Now, the problem arises that Alice can request transactions whenever she wants, even if she doesn’t actually have the money! We will need to keep a public ledger to keep track of transactions.

The ledger ($L$) owner checks a transaction ($TX$) with the following steps:

Verify that the signature on TX (the transaction) matches with the public key of the sender.
Verify that the sender has bitcoins sent to them from somewhere in $L$ (i.e. they actually have money to spend)
Verify that the sum of amounts received by the sender in $L$ total to the amount being sent

If any of these verifications fail, the transaction will not be posted to the ledger and it will be as if it never happened in the first place.

Properties of the Ledger #

The ledger is:

publicly visible,
append only,
immutable.

Bitcoin uses a hash chain (also known as a blockchain).

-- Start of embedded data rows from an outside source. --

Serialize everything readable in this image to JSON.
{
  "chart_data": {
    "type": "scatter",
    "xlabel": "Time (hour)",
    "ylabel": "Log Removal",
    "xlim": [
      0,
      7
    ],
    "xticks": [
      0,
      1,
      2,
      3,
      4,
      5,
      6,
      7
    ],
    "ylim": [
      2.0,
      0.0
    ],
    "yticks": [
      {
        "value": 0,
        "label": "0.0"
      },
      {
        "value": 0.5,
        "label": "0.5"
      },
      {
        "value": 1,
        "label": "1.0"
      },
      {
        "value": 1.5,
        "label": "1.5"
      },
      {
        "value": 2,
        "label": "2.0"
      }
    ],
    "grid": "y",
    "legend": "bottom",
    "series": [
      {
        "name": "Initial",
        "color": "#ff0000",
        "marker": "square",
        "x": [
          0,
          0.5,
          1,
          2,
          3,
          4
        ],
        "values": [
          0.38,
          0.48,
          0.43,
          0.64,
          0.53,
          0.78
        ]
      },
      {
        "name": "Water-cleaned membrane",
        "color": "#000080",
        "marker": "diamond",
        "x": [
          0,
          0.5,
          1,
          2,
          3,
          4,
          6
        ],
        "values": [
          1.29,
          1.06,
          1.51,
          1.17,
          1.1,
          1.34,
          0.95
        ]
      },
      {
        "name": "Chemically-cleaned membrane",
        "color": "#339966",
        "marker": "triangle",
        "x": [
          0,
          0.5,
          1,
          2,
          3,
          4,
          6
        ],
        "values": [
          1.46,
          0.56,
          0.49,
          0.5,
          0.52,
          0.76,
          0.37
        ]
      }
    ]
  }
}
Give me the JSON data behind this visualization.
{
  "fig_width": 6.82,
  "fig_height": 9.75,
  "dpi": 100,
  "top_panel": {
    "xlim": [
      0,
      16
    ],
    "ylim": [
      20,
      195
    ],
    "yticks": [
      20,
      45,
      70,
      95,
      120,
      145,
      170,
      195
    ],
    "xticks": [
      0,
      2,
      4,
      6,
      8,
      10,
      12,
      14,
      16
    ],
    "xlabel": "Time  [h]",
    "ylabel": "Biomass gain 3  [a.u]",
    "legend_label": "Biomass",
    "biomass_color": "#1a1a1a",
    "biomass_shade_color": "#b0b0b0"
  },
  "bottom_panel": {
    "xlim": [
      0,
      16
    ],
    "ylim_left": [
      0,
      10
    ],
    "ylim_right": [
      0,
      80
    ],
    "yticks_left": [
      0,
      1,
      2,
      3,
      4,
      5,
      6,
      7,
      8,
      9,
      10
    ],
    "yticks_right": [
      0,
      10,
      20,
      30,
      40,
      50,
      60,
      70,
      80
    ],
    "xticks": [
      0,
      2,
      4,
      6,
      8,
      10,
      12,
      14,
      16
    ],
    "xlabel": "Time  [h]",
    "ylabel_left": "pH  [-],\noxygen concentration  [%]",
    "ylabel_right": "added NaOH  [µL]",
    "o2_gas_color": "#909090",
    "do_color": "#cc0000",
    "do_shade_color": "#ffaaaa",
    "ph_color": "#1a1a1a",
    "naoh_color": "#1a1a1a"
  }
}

Each transaction has a collision-resistant hash, and each block’s hash includes the hash of the previous block.

Given $H(i)$ and all of the blocks $1...i$, Alice can verify that the previous blocks are not compromised.

Decentralized Blockchain #

In Bitcoin, every participant stores a copy of the blockchain (so there is no central party). When a new transaction is made, it is broadcast to everyone.

Every node checks the transaction and creates a new block if valid. To reach consensus, the majority of participants must agree on the blockchain.

Not everyone is allowed to add blocks; only miners. Only the miner that solves the proof of work puzzle can add a block.
- This puzzle is typically finding a random number when, appended to the block data and hashed, creates a hash starting with $N$ number of zero bits. (H(block || random number) = 00000…000423ba5c…)
- The longest correct chain is always preferred. Even if some malicious miners fork the chain and remove transactions, they should eventually lose to the honest miners.
- Miners are rewarded when they successfully append a block.
- Mining frequency is about 10 minutes; if more or fewer miners are active, then the difficulty of the problem can be adjusted to keep the time consistent.
Due to forks, it is not guaranteed that all transactions will be persisted. To be sure, most people wait 6 transactions before confirming, since the chance of this being forked is very low.